Officials also presented information about renaissance zones and how relocating City of Rugby offices to the old hospital building could expand Rugby’s renaissance zone to include the building. The zone currently ends just north of the hospital’s location.

The group also heard Merkel present information on the Bank of North Dakota’s Infrastructure Revolving Loan fund for the new facility.

“Keep us in the loop about what’s in the tool box and what could be in there,” Nelson asked the state officials. “We are limited in rural North Dakota with some of the funding options. If there are some advancements we can make, and I think we truly will have some opportunity to do that, I would be more than willing to discuss that and I can start it up in the Prairie Room if I have to,” he added.

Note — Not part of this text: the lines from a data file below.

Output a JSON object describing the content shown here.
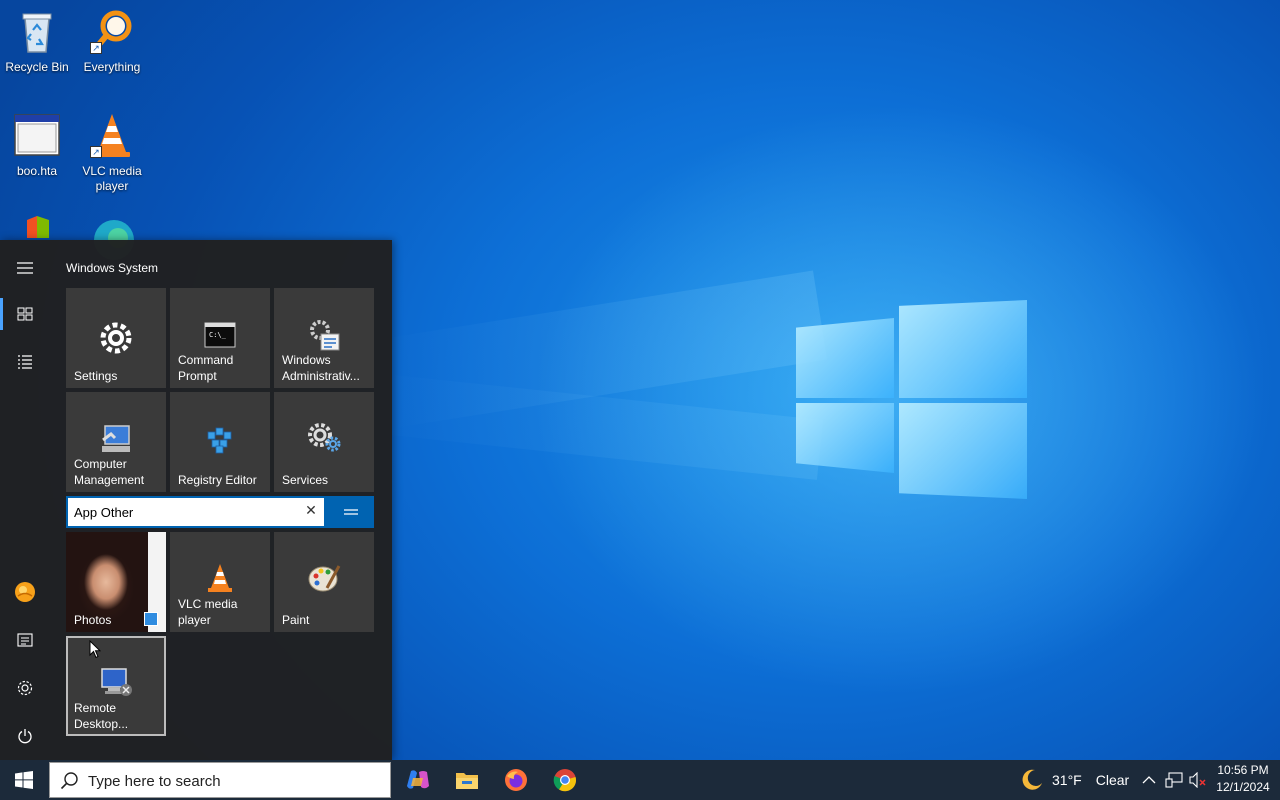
{
  "desktop": {
    "icons": [
      {
        "label": "Recycle Bin",
        "icon": "recycle-bin-icon"
      },
      {
        "label": "Everything",
        "icon": "everything-search-icon"
      },
      {
        "label": "boo.hta",
        "icon": "hta-window-icon"
      },
      {
        "label": "VLC media player",
        "icon": "vlc-cone-icon"
      },
      {
        "label": "",
        "icon": "microsoft-office-icon"
      },
      {
        "label": "",
        "icon": "edge-icon"
      }
    ]
  },
  "start_menu": {
    "rail": [
      {
        "name": "expand",
        "icon": "hamburger-icon"
      },
      {
        "name": "pinned-tiles",
        "icon": "tiles-icon"
      },
      {
        "name": "all-apps",
        "icon": "list-icon"
      },
      {
        "name": "user",
        "icon": "user-avatar-icon"
      },
      {
        "name": "documents",
        "icon": "document-icon"
      },
      {
        "name": "settings",
        "icon": "gear-icon"
      },
      {
        "name": "power",
        "icon": "power-icon"
      }
    ],
    "group1": {
      "title": "Windows System",
      "tiles": [
        {
          "label": "Settings",
          "icon": "gear-icon"
        },
        {
          "label": "Command\nPrompt",
          "icon": "cmd-icon"
        },
        {
          "label": "Windows\nAdministrativ...",
          "icon": "admin-tools-icon"
        },
        {
          "label": "Computer\nManagement",
          "icon": "computer-management-icon"
        },
        {
          "label": "Registry Editor",
          "icon": "registry-icon"
        },
        {
          "label": "Services",
          "icon": "services-gears-icon"
        }
      ]
    },
    "group2": {
      "name_value": "App Other",
      "tiles": [
        {
          "label": "Photos",
          "icon": "photos-icon"
        },
        {
          "label": "VLC media\nplayer",
          "icon": "vlc-cone-icon"
        },
        {
          "label": "Paint",
          "icon": "paint-palette-icon"
        },
        {
          "label": "Remote\nDesktop...",
          "icon": "remote-desktop-icon"
        }
      ]
    }
  },
  "taskbar": {
    "search_placeholder": "Type here to search",
    "apps": [
      {
        "name": "Copilot",
        "icon": "copilot-icon"
      },
      {
        "name": "File Explorer",
        "icon": "folder-icon"
      },
      {
        "name": "Firefox",
        "icon": "firefox-icon"
      },
      {
        "name": "Chrome",
        "icon": "chrome-icon"
      }
    ],
    "weather": {
      "temp": "31°F",
      "condition": "Clear",
      "icon": "moon-icon"
    },
    "clock": {
      "time": "10:56 PM",
      "date": "12/1/2024"
    }
  },
  "colors": {
    "accent": "#0063b1",
    "taskbar": "#1c2a3a",
    "start_bg": "#202020",
    "tile": "#3a3a3a"
  }
}
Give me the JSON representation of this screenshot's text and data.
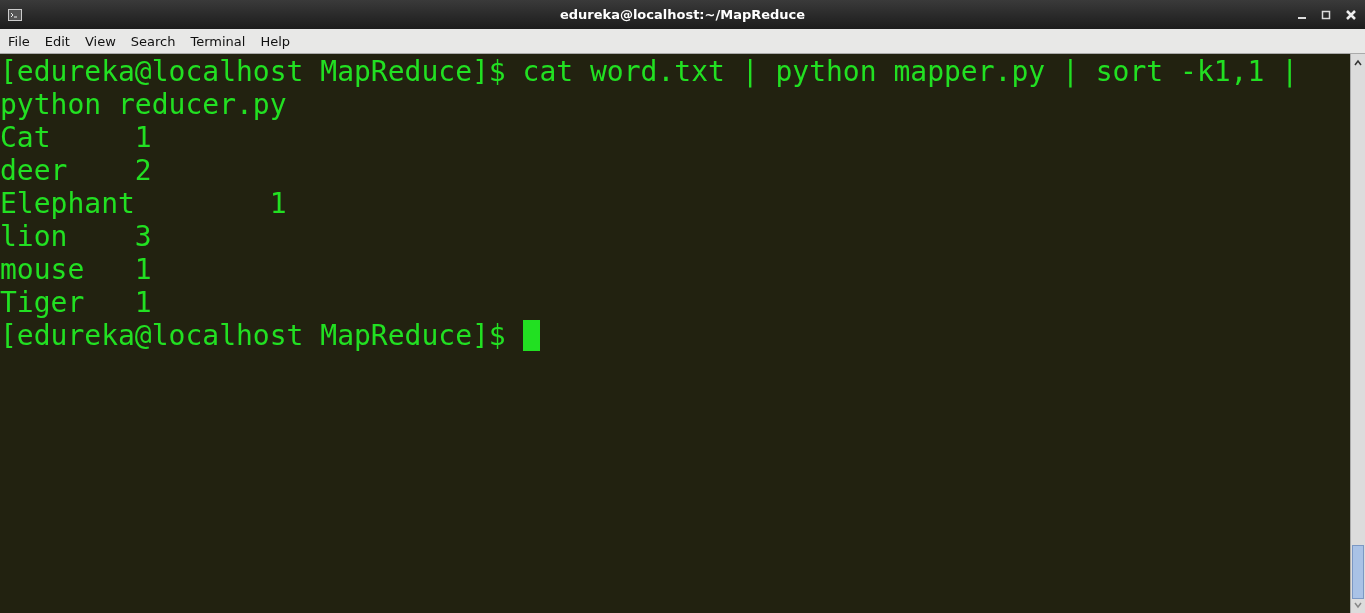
{
  "window": {
    "title": "edureka@localhost:~/MapReduce"
  },
  "menu": [
    "File",
    "Edit",
    "View",
    "Search",
    "Terminal",
    "Help"
  ],
  "terminal": {
    "lines": [
      "[edureka@localhost MapReduce]$ cat word.txt | python mapper.py | sort -k1,1 |",
      "python reducer.py",
      "Cat\t1",
      "deer\t2",
      "Elephant\t1",
      "lion\t3",
      "mouse\t1",
      "Tiger\t1"
    ],
    "prompt": "[edureka@localhost MapReduce]$ "
  }
}
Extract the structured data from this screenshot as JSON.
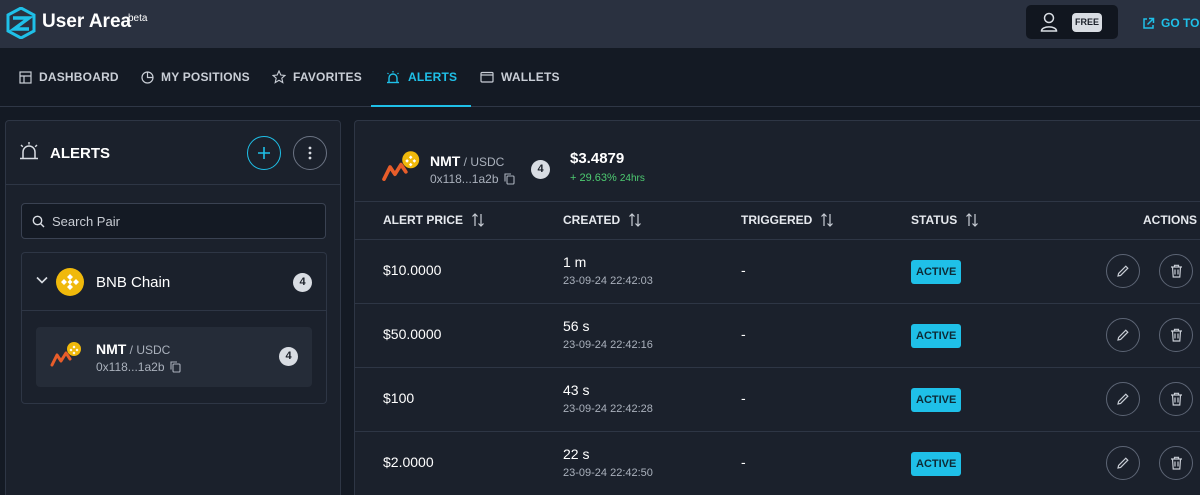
{
  "app": {
    "title": "User Area",
    "badge": "beta",
    "plan": "FREE",
    "goto_label": "GO TO..."
  },
  "tabs": [
    {
      "label": "DASHBOARD",
      "icon": "dashboard-icon",
      "active": false
    },
    {
      "label": "MY POSITIONS",
      "icon": "pie-chart-icon",
      "active": false
    },
    {
      "label": "FAVORITES",
      "icon": "star-icon",
      "active": false
    },
    {
      "label": "ALERTS",
      "icon": "siren-icon",
      "active": true
    },
    {
      "label": "WALLETS",
      "icon": "wallet-icon",
      "active": false
    }
  ],
  "sidebar": {
    "title": "ALERTS",
    "search_placeholder": "Search Pair",
    "chain": {
      "name": "BNB Chain",
      "count": "4"
    },
    "pair": {
      "symbol": "NMT",
      "quote": " / USDC",
      "address": "0x118...1a2b",
      "count": "4"
    }
  },
  "detail": {
    "symbol": "NMT",
    "quote": " / USDC",
    "address": "0x118...1a2b",
    "count": "4",
    "price": "$3.4879",
    "change": "+ 29.63%",
    "change_period": "24hrs"
  },
  "table": {
    "headers": {
      "alert_price": "ALERT PRICE",
      "created": "CREATED",
      "triggered": "TRIGGERED",
      "status": "STATUS",
      "actions": "ACTIONS"
    },
    "rows": [
      {
        "alert_price": "$10.0000",
        "created": "1 m",
        "created_date": "23-09-24 22:42:03",
        "triggered": "-",
        "status": "ACTIVE"
      },
      {
        "alert_price": "$50.0000",
        "created": "56 s",
        "created_date": "23-09-24 22:42:16",
        "triggered": "-",
        "status": "ACTIVE"
      },
      {
        "alert_price": "$100",
        "created": "43 s",
        "created_date": "23-09-24 22:42:28",
        "triggered": "-",
        "status": "ACTIVE"
      },
      {
        "alert_price": "$2.0000",
        "created": "22 s",
        "created_date": "23-09-24 22:42:50",
        "triggered": "-",
        "status": "ACTIVE"
      }
    ]
  },
  "colors": {
    "accent": "#1fc0e8",
    "positive": "#4ecb71",
    "background": "#141a24",
    "panel": "#1b212c"
  }
}
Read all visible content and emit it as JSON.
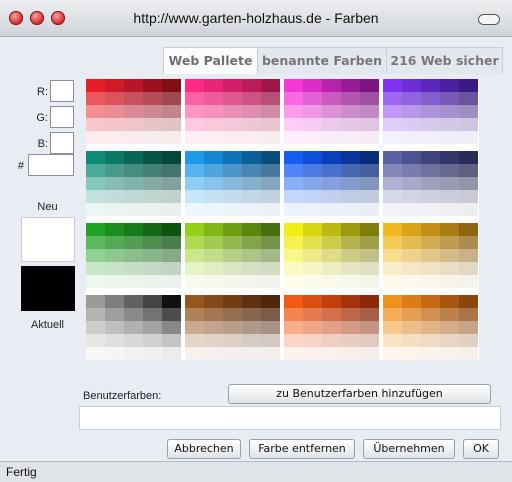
{
  "window": {
    "title": "http://www.garten-holzhaus.de - Farben"
  },
  "tabs": [
    {
      "label": "Web Pallete",
      "active": true
    },
    {
      "label": "benannte Farben",
      "active": false
    },
    {
      "label": "216 Web sicher",
      "active": false
    }
  ],
  "channels": {
    "r_label": "R:",
    "g_label": "G:",
    "b_label": "B:",
    "hex_label": "#",
    "r_value": "",
    "g_value": "",
    "b_value": "",
    "hex_value": ""
  },
  "swatches": {
    "new_label": "Neu",
    "new_color": "#ffffff",
    "current_label": "Aktuell",
    "current_color": "#000000"
  },
  "custom_colors": {
    "label": "Benutzerfarben:",
    "add_button": "zu Benutzerfarben hinzufügen"
  },
  "buttons": {
    "cancel": "Abbrechen",
    "remove": "Farbe entfernen",
    "apply": "Übernehmen",
    "ok": "OK"
  },
  "status": {
    "text": "Fertig"
  },
  "palette": {
    "blocks": [
      [
        [
          "#e51f25",
          "#cf1b26",
          "#b7152a",
          "#9b1120",
          "#7f0e17"
        ],
        [
          "#ff2a86",
          "#ea2477",
          "#d31f69",
          "#ba1b5b",
          "#9e1646"
        ],
        [
          "#f637d5",
          "#db2cc7",
          "#b823ad",
          "#9a1b96",
          "#7f1582"
        ],
        [
          "#7f33f0",
          "#6c2fd6",
          "#5a28bb",
          "#4a219e",
          "#3b1a83"
        ]
      ],
      [
        [
          "#0f8c77",
          "#0b7866",
          "#086656",
          "#075547",
          "#05463a"
        ],
        [
          "#1e9aea",
          "#1586d2",
          "#0f73b7",
          "#0c5f99",
          "#0a4c7b"
        ],
        [
          "#155cf2",
          "#0f4ed8",
          "#0b41b8",
          "#08369a",
          "#062c7c"
        ],
        [
          "#5b61a3",
          "#4c5291",
          "#3f447d",
          "#333769",
          "#282b55"
        ]
      ],
      [
        [
          "#22a226",
          "#1c8e20",
          "#187b1b",
          "#136716",
          "#0f5311"
        ],
        [
          "#96cf17",
          "#82b815",
          "#6fa012",
          "#5a880f",
          "#47700c"
        ],
        [
          "#f1ee13",
          "#d8d512",
          "#bcb910",
          "#9d9a0d",
          "#807e0b"
        ],
        [
          "#f0b81d",
          "#dba31a",
          "#c48f16",
          "#aa7a13",
          "#8f6510"
        ]
      ],
      [
        [
          "#9a9a9a",
          "#7e7e7e",
          "#626262",
          "#444444",
          "#111111"
        ],
        [
          "#96571f",
          "#84491a",
          "#723d15",
          "#603110",
          "#4e270c"
        ],
        [
          "#f25a14",
          "#db4d11",
          "#c2400e",
          "#a6340b",
          "#8b2908"
        ],
        [
          "#f0901d",
          "#db7c18",
          "#c36a13",
          "#a7570f",
          "#8b460b"
        ]
      ]
    ],
    "tints": [
      0,
      0.25,
      0.5,
      0.75,
      0.92
    ]
  }
}
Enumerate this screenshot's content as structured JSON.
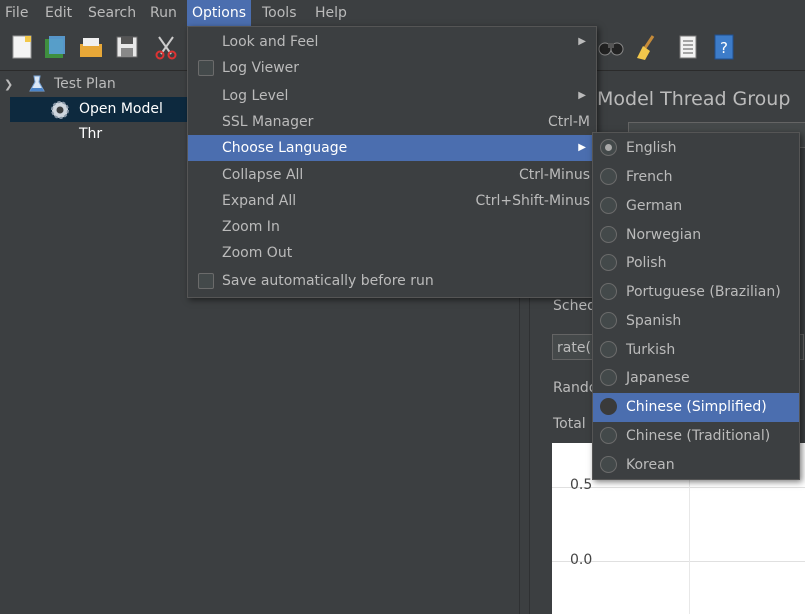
{
  "menubar": {
    "file": "File",
    "edit": "Edit",
    "search": "Search",
    "run": "Run",
    "options": "Options",
    "tools": "Tools",
    "help": "Help"
  },
  "tree": {
    "test_plan": "Test Plan",
    "thread_group": "Open Model Thr"
  },
  "panel": {
    "title": "Model Thread Group",
    "schedule_label": "Sched",
    "schedule_value": "rate(",
    "random_label": "Rando",
    "total_label": "Total",
    "graph_tick_high": "0.5",
    "graph_tick_low": "0.0"
  },
  "options_menu": {
    "items": [
      {
        "label": "Look and Feel",
        "accel": "",
        "submenu": true
      },
      {
        "label": "Log Viewer",
        "accel": "",
        "check": true
      },
      {
        "label": "Log Level",
        "accel": "",
        "submenu": true
      },
      {
        "label": "SSL Manager",
        "accel": "Ctrl-M"
      },
      {
        "label": "Choose Language",
        "accel": "",
        "submenu": true
      },
      {
        "label": "Collapse All",
        "accel": "Ctrl-Minus"
      },
      {
        "label": "Expand All",
        "accel": "Ctrl+Shift-Minus"
      },
      {
        "label": "Zoom In",
        "accel": ""
      },
      {
        "label": "Zoom Out",
        "accel": ""
      },
      {
        "label": "Save automatically before run",
        "accel": "",
        "check": true
      }
    ]
  },
  "language_menu": {
    "items": [
      "English",
      "French",
      "German",
      "Norwegian",
      "Polish",
      "Portuguese (Brazilian)",
      "Spanish",
      "Turkish",
      "Japanese",
      "Chinese (Simplified)",
      "Chinese (Traditional)",
      "Korean"
    ],
    "selected": "English",
    "highlighted": "Chinese (Simplified)"
  },
  "colors": {
    "menu_highlight": "#4b6eaf",
    "background": "#3c3f41",
    "tree_selection": "#0d293e"
  }
}
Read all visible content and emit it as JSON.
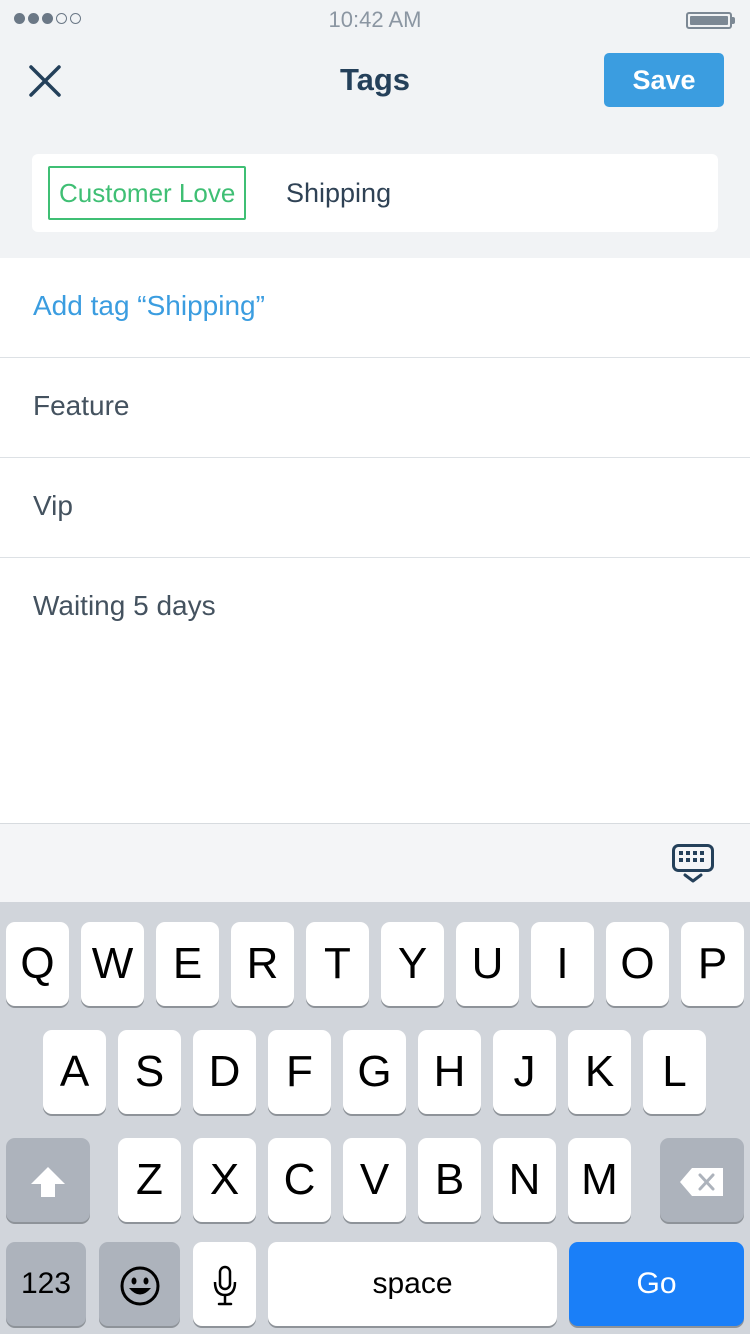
{
  "status_bar": {
    "time": "10:42 AM",
    "signal_bars": 3,
    "signal_total": 5,
    "battery_level": 1.0
  },
  "nav": {
    "title": "Tags",
    "save_label": "Save",
    "close_icon": "close-icon"
  },
  "tag_field": {
    "chips": [
      "Customer Love"
    ],
    "input_value": "Shipping"
  },
  "list": {
    "add_label": "Add tag “Shipping”",
    "items": [
      "Feature",
      "Vip",
      "Waiting 5 days"
    ]
  },
  "accessory": {
    "dismiss_icon": "keyboard-dismiss-icon"
  },
  "keyboard": {
    "row1": [
      "Q",
      "W",
      "E",
      "R",
      "T",
      "Y",
      "U",
      "I",
      "O",
      "P"
    ],
    "row2": [
      "A",
      "S",
      "D",
      "F",
      "G",
      "H",
      "J",
      "K",
      "L"
    ],
    "row3": [
      "Z",
      "X",
      "C",
      "V",
      "B",
      "N",
      "M"
    ],
    "numbers_label": "123",
    "space_label": "space",
    "go_label": "Go",
    "icons": {
      "shift": "shift-icon",
      "delete": "backspace-icon",
      "emoji": "emoji-icon",
      "mic": "microphone-icon"
    }
  },
  "colors": {
    "accent": "#3b9de0",
    "tag_green": "#3fbf74",
    "go_blue": "#1a7ff8"
  }
}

“There’s so much to do here and I’m going to need to lean on other experts out here in the community to get this done because I think we have to do it,” Christenson told the group. “I don’t think there’s a ‘maybe we should,'” he said about moving forward with the new facility. “There’s going to be an endpoint with it. This organization will not be able to sustain in this building as it’s currently functioning.”

Christenson said he hoped City of Rugby government would increase its involvement in the hospital’s plan. “It involves a lot of the community,” he said.

After the meeting adjourned, Nelson and the government officials visited the Rugby Job Development office.